Solofliegen Teil 2

Mit einem Knabberwerkzeug namens „Lüer“ befreie ich die Platte von Gewebe. Wieder ein Instrument, das ich noch nie in den Händen gehalten habe, für welches ich kein Gefühl habe. Aber jetzt sehe ich die Schrauben. Ich bekomme den Schraubenzieher. Ich habe eine Frage. Darf ich die stellen? Ist es eine dumme Frage? Ich muss es aber wissen! Was, wenn… „Kommt es draufan, in welcher Reihenfolge ich die Schrauben entferne?“

„Nein.“

Okay. Gut. Ich nehme die, die ich am besten sehen kann, und entferne die Schraube. Das ist nicht so einfach. Ich halte den Schraubenzieher nicht gerade genug, und trotz meiner Bemühungen bewegt sich das Ding nach den ersten paar Umdrehungen nicht mehr. Der Orthopäde merkts. Er nimmt den Schraubenzieher und ein paar Umdrehungen später ragt das Ding schön weit raus. Ich erhalte das Instrument zurück und darf die letzten Umdrehungen machen. Die OP-Schwester fasst die Schraube und legt sie auf den Tisch. Eine von vier.

Zwei Schrauben später stehen wir vor einem Rätsel. Im Röntgenbild sind klar 4 Schrauben zu sehen, doch wir haben erst 3. Die Platte hat vorgefertigte Löcher, und die Löcher sind jetzt alle leer. Wo ist die vierte Schraube?

Wir starren auf das Rönntgenbild… Und dann dämmert es uns beiden gleichzeitig.

„Wo ist die Schraube?“, fragt der Orthopäde.

„Nicht in der Platte. Sie sieht zwar aus, als wäre sie darin, aber sie geht von vorne durch den Knochen.“, antworte ich. Ich bin stolz. Ich bin selber draugfgekommen. Die Spannung in mir löst sich ein bisschen.

Der Orthopäde nickt. „Wo suchen Sie die Schraube?“

„Auf der Höhe des drittuntersten Lochs, vorne.“

Er nickt erneut. Ich erhalte das Messer und schneide weiter. Die Schraube ist genau da, wo ich sie vermutet habe, und kurz darauf ist sie auch raus. Jetzt erhalte ich einen Haken, ein ekliges, spitziges, gekrümmtes Ding, und einen Hammer. Die OP-Schwester hält einen Meissel durch ein Lock am Ende des Hakens, und ich schlage mit feinen, vorsichtigen Schlägen darauf ein.Die Platte kommt frei. Das Metall ist raus.
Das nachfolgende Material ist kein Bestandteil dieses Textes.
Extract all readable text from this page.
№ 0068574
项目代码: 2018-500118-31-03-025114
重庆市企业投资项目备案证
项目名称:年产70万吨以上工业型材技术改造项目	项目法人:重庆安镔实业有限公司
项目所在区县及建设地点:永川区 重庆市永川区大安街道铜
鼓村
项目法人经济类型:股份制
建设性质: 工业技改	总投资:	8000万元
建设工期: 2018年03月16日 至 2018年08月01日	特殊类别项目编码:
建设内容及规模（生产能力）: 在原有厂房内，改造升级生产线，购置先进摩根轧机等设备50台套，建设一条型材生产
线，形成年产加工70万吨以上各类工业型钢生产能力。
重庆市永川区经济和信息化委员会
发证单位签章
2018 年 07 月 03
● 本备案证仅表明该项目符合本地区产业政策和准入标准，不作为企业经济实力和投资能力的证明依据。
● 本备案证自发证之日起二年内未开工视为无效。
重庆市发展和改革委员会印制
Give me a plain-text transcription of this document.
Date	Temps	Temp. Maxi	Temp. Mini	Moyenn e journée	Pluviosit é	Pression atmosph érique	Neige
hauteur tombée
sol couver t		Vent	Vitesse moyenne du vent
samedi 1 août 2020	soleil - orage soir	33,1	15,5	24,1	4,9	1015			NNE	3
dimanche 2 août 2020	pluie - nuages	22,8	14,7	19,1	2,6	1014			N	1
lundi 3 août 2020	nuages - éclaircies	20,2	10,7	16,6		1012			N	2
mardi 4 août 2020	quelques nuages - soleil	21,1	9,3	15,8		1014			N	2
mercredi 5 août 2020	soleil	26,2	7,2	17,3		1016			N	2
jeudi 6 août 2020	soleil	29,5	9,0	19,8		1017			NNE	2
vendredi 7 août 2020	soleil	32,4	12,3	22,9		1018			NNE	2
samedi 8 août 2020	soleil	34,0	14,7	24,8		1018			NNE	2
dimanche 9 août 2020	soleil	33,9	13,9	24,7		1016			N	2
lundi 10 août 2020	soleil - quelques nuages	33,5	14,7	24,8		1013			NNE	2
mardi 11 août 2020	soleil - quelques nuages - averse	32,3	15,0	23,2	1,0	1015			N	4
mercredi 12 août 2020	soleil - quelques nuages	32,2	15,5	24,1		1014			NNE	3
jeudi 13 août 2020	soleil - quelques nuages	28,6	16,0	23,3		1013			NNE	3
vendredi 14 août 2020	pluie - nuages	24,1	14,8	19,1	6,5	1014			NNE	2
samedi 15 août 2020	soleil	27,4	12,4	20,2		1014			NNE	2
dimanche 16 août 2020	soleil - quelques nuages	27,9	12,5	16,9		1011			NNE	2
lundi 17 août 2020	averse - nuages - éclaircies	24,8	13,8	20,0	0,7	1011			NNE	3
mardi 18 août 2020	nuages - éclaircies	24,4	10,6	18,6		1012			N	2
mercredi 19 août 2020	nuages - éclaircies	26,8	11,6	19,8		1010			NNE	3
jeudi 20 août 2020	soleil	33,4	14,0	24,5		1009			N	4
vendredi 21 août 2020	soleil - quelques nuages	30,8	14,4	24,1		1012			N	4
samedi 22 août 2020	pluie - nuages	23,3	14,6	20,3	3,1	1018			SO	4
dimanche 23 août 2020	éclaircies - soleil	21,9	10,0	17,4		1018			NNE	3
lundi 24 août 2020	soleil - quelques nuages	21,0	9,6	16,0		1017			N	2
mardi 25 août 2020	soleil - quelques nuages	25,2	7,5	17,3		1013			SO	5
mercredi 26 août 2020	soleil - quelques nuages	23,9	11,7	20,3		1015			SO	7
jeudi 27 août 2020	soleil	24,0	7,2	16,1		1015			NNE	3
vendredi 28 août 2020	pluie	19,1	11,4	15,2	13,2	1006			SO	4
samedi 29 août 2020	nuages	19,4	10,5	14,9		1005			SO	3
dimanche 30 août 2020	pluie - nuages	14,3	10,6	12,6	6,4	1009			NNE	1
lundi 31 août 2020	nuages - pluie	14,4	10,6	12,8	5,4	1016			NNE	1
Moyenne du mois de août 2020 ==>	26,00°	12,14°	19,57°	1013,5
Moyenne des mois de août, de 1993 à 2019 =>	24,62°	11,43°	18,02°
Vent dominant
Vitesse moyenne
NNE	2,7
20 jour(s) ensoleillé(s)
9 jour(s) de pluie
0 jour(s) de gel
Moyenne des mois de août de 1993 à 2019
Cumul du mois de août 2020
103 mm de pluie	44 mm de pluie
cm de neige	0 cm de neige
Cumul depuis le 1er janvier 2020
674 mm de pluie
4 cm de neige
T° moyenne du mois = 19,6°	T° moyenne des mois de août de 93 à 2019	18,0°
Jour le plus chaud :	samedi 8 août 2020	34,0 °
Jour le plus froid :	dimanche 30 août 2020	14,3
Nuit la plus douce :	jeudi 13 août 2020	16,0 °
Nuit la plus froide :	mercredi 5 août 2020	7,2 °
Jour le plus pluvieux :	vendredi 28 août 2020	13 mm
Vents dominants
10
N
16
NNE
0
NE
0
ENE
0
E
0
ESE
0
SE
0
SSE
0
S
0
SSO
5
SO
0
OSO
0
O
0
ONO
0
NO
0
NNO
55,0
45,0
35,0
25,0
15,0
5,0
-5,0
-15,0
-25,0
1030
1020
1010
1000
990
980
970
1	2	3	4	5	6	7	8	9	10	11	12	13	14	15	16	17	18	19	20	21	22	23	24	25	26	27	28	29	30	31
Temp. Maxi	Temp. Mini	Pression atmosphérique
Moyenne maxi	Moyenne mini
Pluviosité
Ich erhalte Nadelhalter mit Faden und Pinzette. Mit einem dicken, rauhen Faden nähe ich zuerst in der Tiefe zu. Der Orthopäde zeigt mit mir einer Pinzette an, wo ich fassen muss. Er korrigiert mich nicht – er scheint zufrieden. Er schneidet meine Fäden kurz ab. Ich gebe den Nadelhalter zurück und erhalte einen neuen mit einem viel dünneren, feineren, glitschigeren Faden. Hautnaht.

„Können Sie Donati?“, fragt der Orthopäde.

Das haben Sie mich vor einer Stunde schon gefragt, bei der letzten Operation. Sie haben meine ersten drei Stiche abgewartet und haben dann den Saal verlassen. „Ja.“, sage ich aus Überzeugung. Er steht auf und geht. Bevor er den Raum verlässt, dreht er sich um. „Diktieren Sie den Operationsbericht?“

„Ich versuchs.“, sage ich. Und könnte mich gleich darauf ohrfeigen. Das sagt man nicht! Versuchen? Machen! „Ich meine, jawohl, ich mache das!“ Er geht.

Ich nähe zu. Ich bin noch langsam, aber die Naht ist regelmässig und schön. Anästhesist und OP-Schwester sind freundlich und geduldig, keiner stresst mich.

Schweissgebadet und vollgepumpt mit Adrenalin gehe ich mich schliesslich umziehen. Es ist halb 3 Nachmittags. Zeit für das Mittagessen.

3 Kommentare zu „Solofliegen Teil 2“

  1. Sonntagabend 6.März 20:53
    Herzliche Gratulation zum guten Gelingen !
    Eine sehr eindrückliche Schilderung – es ist ja eine knifflige Arbeit an einem lebendigen Wesen, und nicht wie in einer Autowerkstatt an einer technischen Maschine – wobei auch letzteres knifflig sein kann.
    Und solche Arbeiten können in der Ausbildung wohl kaum am Simulator geübt werden, sondern eben erst in der Praxis am lebenden Objekt.
    Ich wünsche Ihnen weiterhin viel Erfolg und Befriedigung bei der Heilungs-Arbeit am Mitmenschen.